Once you know the principle of the hardware four layer switch, the software four layer exchange based on the OSI model is should be shipped

, this solution achieves the same principle, but the performance is slightly worse. But to meet a certain amount of pressure or swim

More than a blade.

A typical strategy for using load balancing is to build squid clusters on the basis of software or hardware four-layer switching

, this approach is adopted on many large websites including search engines, which are low-cost, high-performance and

Strong extensibility, it is easy to add or subtract nodes to the architecture at any time.

(13) Software investment issues

It is reported that, in addition to some listed companies and particularly big well-known large companies, there are few enterprises in the cost

The purchase cost of genuine software is considered. This kind of thinking is very likely to bring nightmares to the Chinese Internet. If some companies

Faced with the difficulties of software funding, it is entirely possible to consider using the open source world's lamp solution (linux+a

Pache+mysql+perl, PHP, or Python web programming language); otherwise, with China's accession to the WTO scope of

Continue to expand, piracy will inevitably become more stringent. Therefore, "ignoble" will inevitably boomerang.

In addition, with the increasing network bandwidth, WEB 2.0 technology will inevitably affect almost every corner of the network world

。 Therefore, how to accumulate technical personnel to carry out technological research and further strengthen the security guard has become an increasingly serious

Issues, it is advisable to include the company's agenda as soon as possible.

Iv. Summary

A symbol of the real rational development of e-commerce in China is that a large number of traditional enterprises have actually started to use the interconnection

Network to deal with business, doing business, and now such a wave has begun. Beijing Distribution Group, United Sina, 6688

. com and other units jointly launched the online virtual bookstore-The new bookstore is such a sign.

With the increasing network bandwidth, along with the network concept and Web 2.0 technology, a variety of business-to-business, business-to-business, C

E-commerce models such as 2C are likely to be integrated into a variety of large-scale business sites. Therefore, as a public

Rescue, as a "white knight" in the face of the crisis, how to deal with mass storage, mass access problems, the sea

The problem of volume information retrieval, increasingly serious security problems, etc., has been urgently needed.

Large data volume, high Concurrency website solution

Contact Us

The content source of this page is from Internet, which doesn't represent Alibaba Cloud's opinion; products and services mentioned on that page don't have any relationship with Alibaba Cloud.
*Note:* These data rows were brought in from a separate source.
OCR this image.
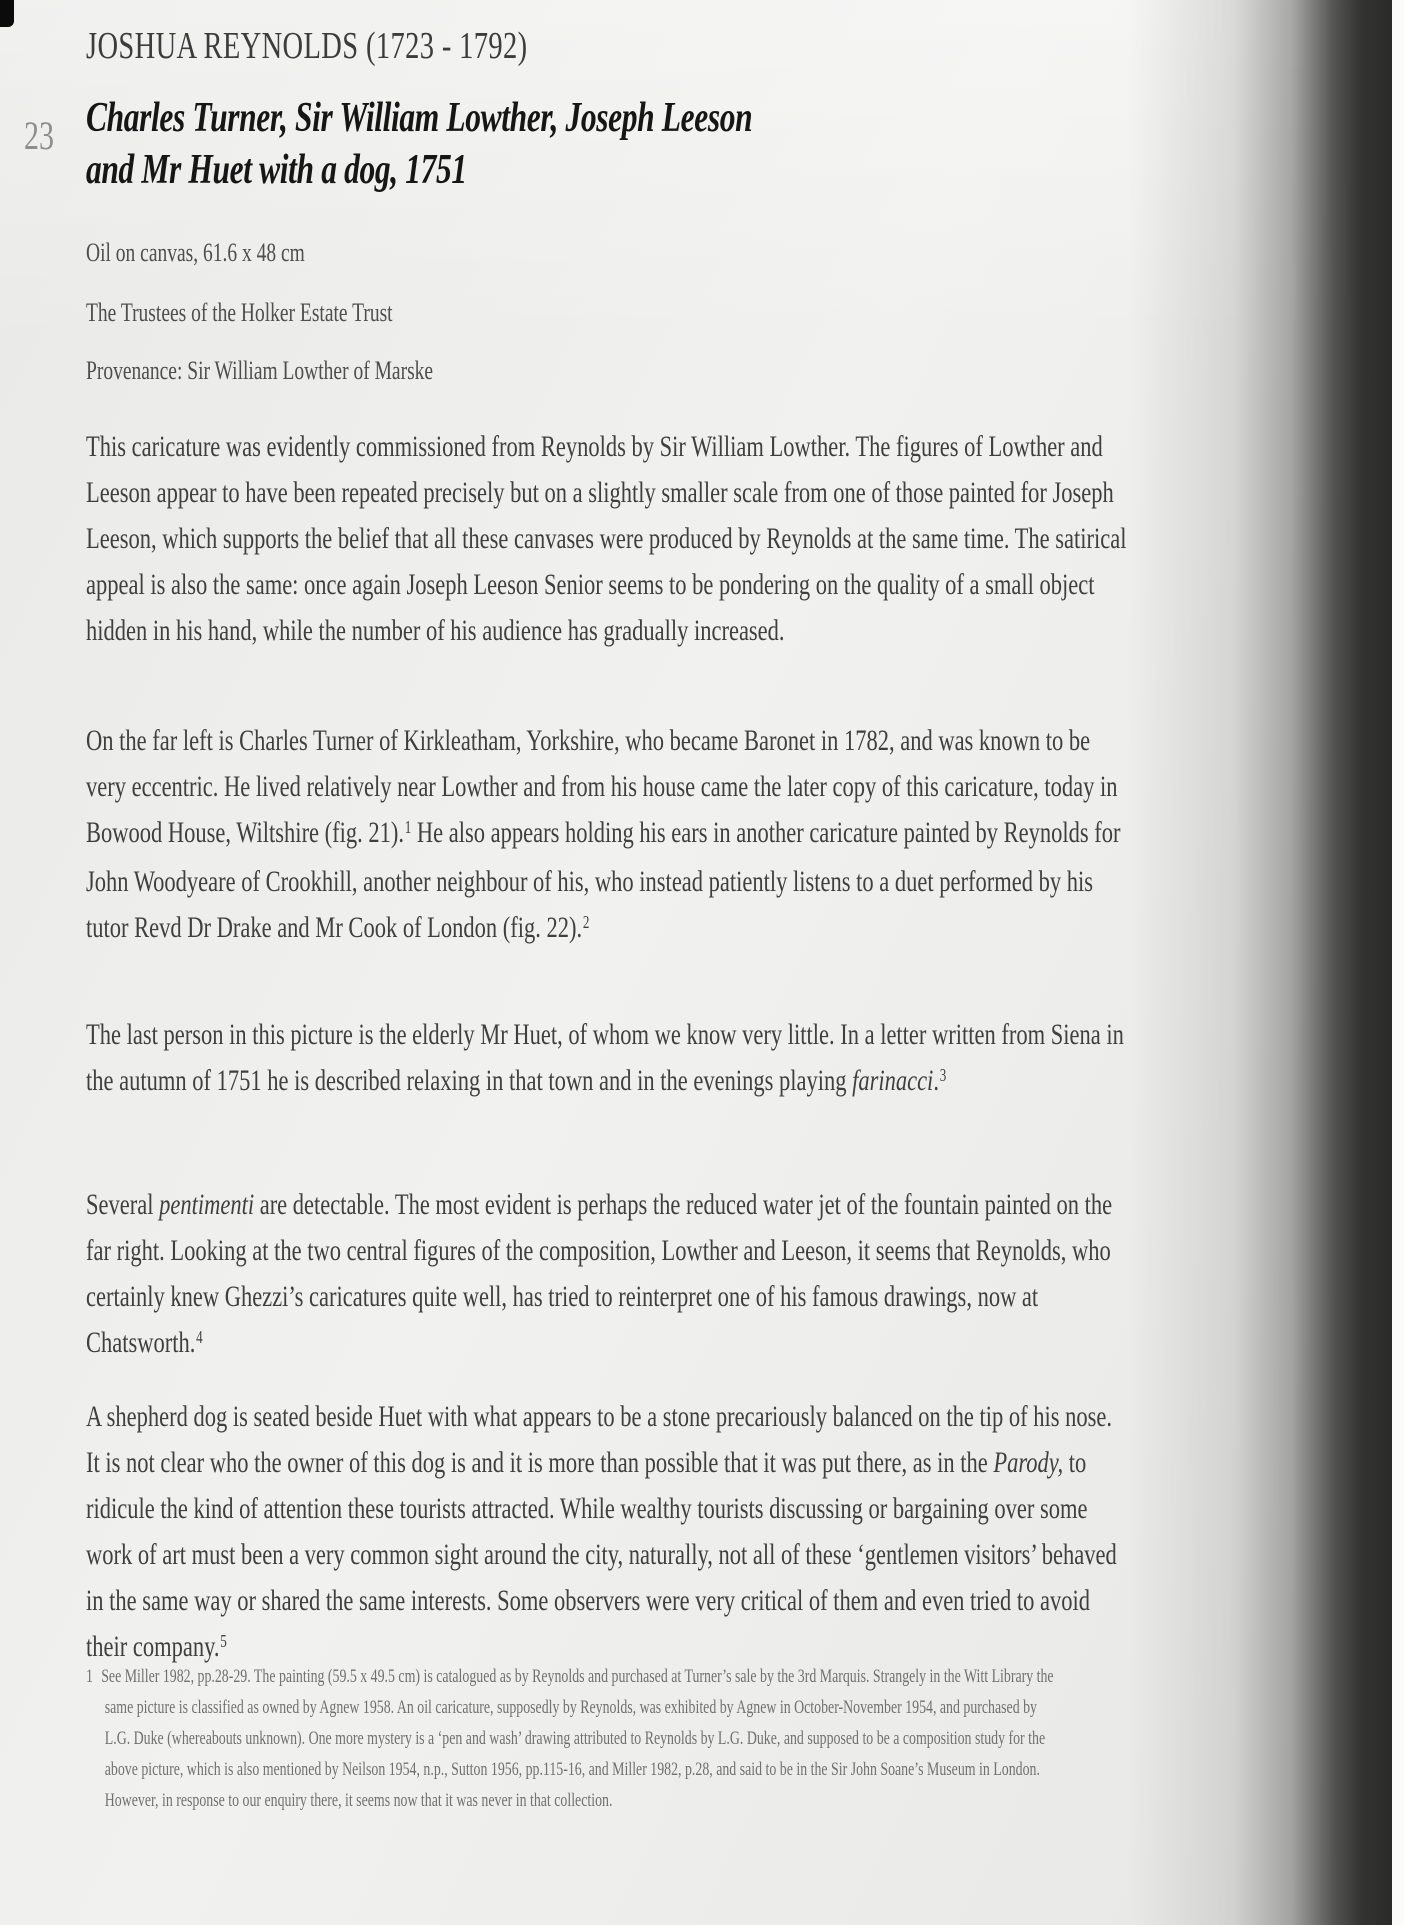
JOSHUA REYNOLDS (1723 - 1792)
23 Charles Turner, Sir William Lowther, Joseph Leeson
and Mr Huet with a dog, 1751
Oil on canvas, 61.6 x 48 cm
The Trustees of the Holker Estate Trust
Provenance: Sir William Lowther of Marske
This caricature was evidently commissioned from Reynolds by Sir William Lowther. The figures of Lowther and Leeson appear to have been repeated precisely but on a slightly smaller scale from one of those painted for Joseph Leeson, which supports the belief that all these canvases were produced by Reynolds at the same time. The satirical appeal is also the same: once again Joseph Leeson Senior seems to be pondering on the quality of a small object hidden in his hand, while the number of his audience has gradually increased.
On the far left is Charles Turner of Kirkleatham, Yorkshire, who became Baronet in 1782, and was known to be very eccentric. He lived relatively near Lowther and from his house came the later copy of this caricature, today in Bowood House, Wiltshire (fig. 21).$^1$ He also appears holding his ears in another caricature painted by Reynolds for John Woodyeare of Crookhill, another neighbour of his, who instead patiently listens to a duet performed by his tutor Revd Dr Drake and Mr Cook of London (fig. 22).$^2$
The last person in this picture is the elderly Mr Huet, of whom we know very little. In a letter written from Siena in the autumn of 1751 he is described relaxing in that town and in the evenings playing farinacci.$^3$
Several pentimenti are detectable. The most evident is perhaps the reduced water jet of the fountain painted on the far right. Looking at the two central figures of the composition, Lowther and Leeson, it seems that Reynolds, who certainly knew Ghezzi’s caricatures quite well, has tried to reinterpret one of his famous drawings, now at Chatsworth.$^4$
A shepherd dog is seated beside Huet with what appears to be a stone precariously balanced on the tip of his nose. It is not clear who the owner of this dog is and it is more than possible that it was put there, as in the Parody, to ridicule the kind of attention these tourists attracted. While wealthy tourists discussing or bargaining over some work of art must been a very common sight around the city, naturally, not all of these ‘gentlemen visitors’ behaved in the same way or shared the same interests. Some observers were very critical of them and even tried to avoid their company.$^5$
1 See Miller 1982, pp.28-29. The painting (59.5 x 49.5 cm) is catalogued as by Reynolds and purchased at Turner’s sale by the 3rd Marquis. Strangely in the Witt Library the same picture is classified as owned by Agnew 1958. An oil caricature, supposedly by Reynolds, was exhibited by Agnew in October-November 1954, and purchased by L.G. Duke (whereabouts unknown). One more mystery is a ‘pen and wash’ drawing attributed to Reynolds by L.G. Duke, and supposed to be a composition study for the above picture, which is also mentioned by Neilson 1954, n.p., Sutton 1956, pp.115-16, and Miller 1982, p.28, and said to be in the Sir John Soane’s Museum in London. However, in response to our enquiry there, it seems now that it was never in that collection.
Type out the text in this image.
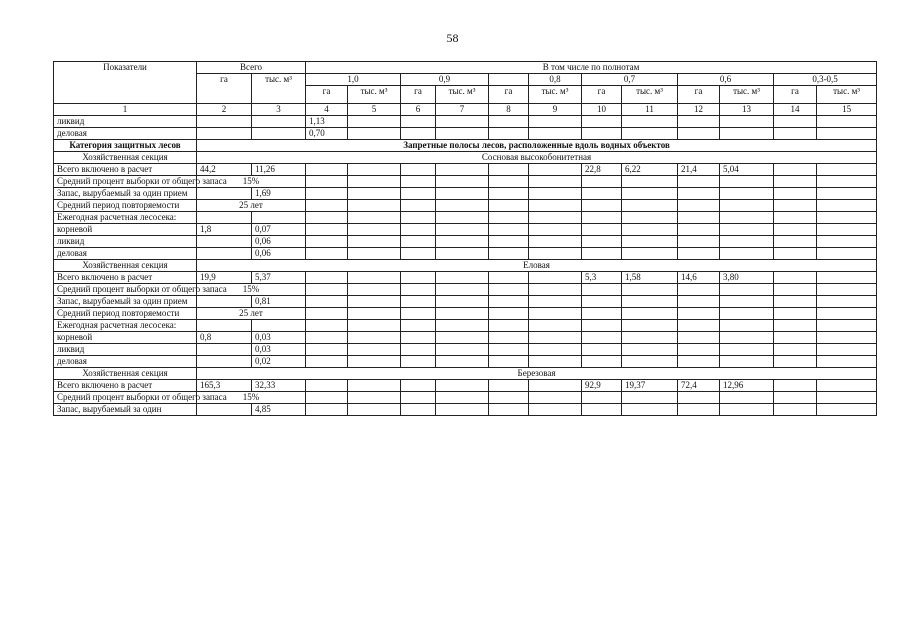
58
Показатели	Всего		В том числе по полнотам											
	га	тыс. м³	1,0		0,9			0,8	0,7		0,6		0,3-0,5	
			га	тыс. м³	га	тыс. м³	га	тыс. м³	га	тыс. м³	га	тыс. м³	га	тыс. м³
1	2	3	4	5	6	7	8	9	10	11	12	13	14	15
ликвид			1,13											
деловая			0,70											
Категория защитных лесов	Запретные полосы лесов, расположенные вдоль водных объектов													
Хозяйственная секция	Сосновая высокобонитетная													
Всего включено в расчет	44,2	11,26							22,8	6,22	21,4	5,04		
Средний процент выборки от общего запаса	15%													
Запас, вырубаемый за один прием		1,69												
Средний период повторяемости	25 лет													
Ежегодная расчетная лесосека:														
корневой	1,8	0,07												
ликвид		0,06												
деловая		0,06												
Хозяйственная секция	Еловая													
Всего включено в расчет	19,9	5,37							5,3	1,58	14,6	3,80		
Средний процент выборки от общего запаса	15%													
Запас, вырубаемый за один прием		0,81												
Средний период повторяемости	25 лет													
Ежегодная расчетная лесосека:														
корневой	0,8	0,03												
ликвид		0,03												
деловая		0,02												
Хозяйственная секция	Березовая													
Всего включено в расчет	165,3	32,33							92,9	19,37	72,4	12,96		
Средний процент выборки от общего запаса	15%													
Запас, вырубаемый за один		4,85												
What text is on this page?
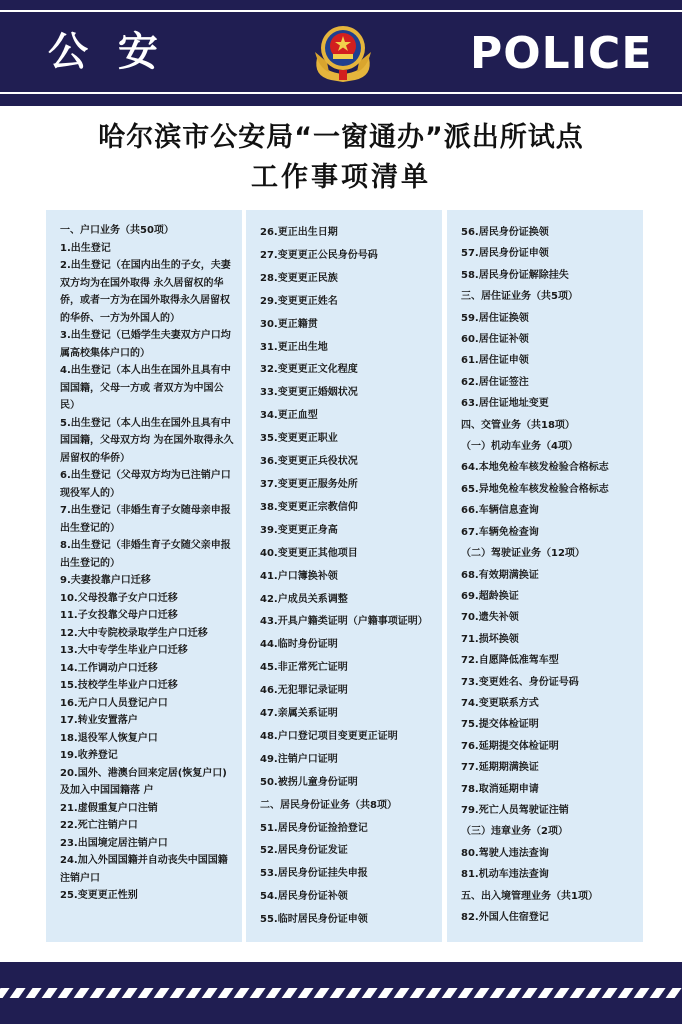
公 安	POLICE
哈尔滨市公安局“一窗通办”派出所试点
工作事项清单
一、户口业务（共50项）
1.出生登记
2.出生登记（在国内出生的子女，夫妻双方均为在国外取得 永久居留权的华侨，或者一方为在国外取得永久居留权的华侨、一方为外国人的）
3.出生登记（已婚学生夫妻双方户口均属高校集体户口的）
4.出生登记（本人出生在国外且具有中国国籍，父母一方或 者双方为中国公民）
5.出生登记（本人出生在国外且具有中国国籍，父母双方均 为在国外取得永久居留权的华侨）
6.出生登记（父母双方均为已注销户口现役军人的）
7.出生登记（非婚生育子女随母亲申报出生登记的）
8.出生登记（非婚生育子女随父亲申报出生登记的）
9.夫妻投靠户口迁移
10.父母投靠子女户口迁移
11.子女投靠父母户口迁移
12.大中专院校录取学生户口迁移
13.大中专学生毕业户口迁移
14.工作调动户口迁移
15.技校学生毕业户口迁移
16.无户口人员登记户口
17.转业安置落户
18.退役军人恢复户口
19.收养登记
20.国外、港澳台回来定居(恢复户口)及加入中国国籍落 户
21.虚假重复户口注销
22.死亡注销户口
23.出国境定居注销户口
24.加入外国国籍并自动丧失中国国籍注销户口
25.变更更正性别
26.更正出生日期
27.变更更正公民身份号码
28.变更更正民族
29.变更更正姓名
30.更正籍贯
31.更正出生地
32.变更更正文化程度
33.变更更正婚姻状况
34.更正血型
35.变更更正职业
36.变更更正兵役状况
37.变更更正服务处所
38.变更更正宗教信仰
39.变更更正身高
40.变更更正其他项目
41.户口簿换补领
42.户成员关系调整
43.开具户籍类证明（户籍事项证明）
44.临时身份证明
45.非正常死亡证明
46.无犯罪记录证明
47.亲属关系证明
48.户口登记项目变更更正证明
49.注销户口证明
50.被拐儿童身份证明
二、居民身份证业务（共8项）
51.居民身份证捡拾登记
52.居民身份证发证
53.居民身份证挂失申报
54.居民身份证补领
55.临时居民身份证申领
56.居民身份证换领
57.居民身份证申领
58.居民身份证解除挂失
三、居住证业务（共5项）
59.居住证换领
60.居住证补领
61.居住证申领
62.居住证签注
63.居住证地址变更
四、交管业务（共18项）
（一）机动车业务（4项）
64.本地免检车核发检验合格标志
65.异地免检车核发检验合格标志
66.车辆信息查询
67.车辆免检查询
（二）驾驶证业务（12项）
68.有效期满换证
69.超龄换证
70.遗失补领
71.损坏换领
72.自愿降低准驾车型
73.变更姓名、身份证号码
74.变更联系方式
75.提交体检证明
76.延期提交体检证明
77.延期期满换证
78.取消延期申请
79.死亡人员驾驶证注销
（三）违章业务（2项）
80.驾驶人违法查询
81.机动车违法查询
五、出入境管理业务（共1项）
82.外国人住宿登记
If the content of the page makes you feel confusing, please write us an email, we will handle the problem within 5 days after receiving your email.

If you find any instances of plagiarism from the community, please send an email to: info-contact@alibabacloud.com and provide relevant evidence. A staff member will contact you within 5 working days.

A Free Trial That Lets You Build Big!

Start building with 50+ products and up to 12 months usage for Elastic Compute Service

  • Sales Support

    1 on 1 presale consultation

  • After-Sales Support

    24/7 Technical Support 6 Free Tickets per Quarter Faster Response

  • Alibaba Cloud offers highly flexible support services tailored to meet your exact needs.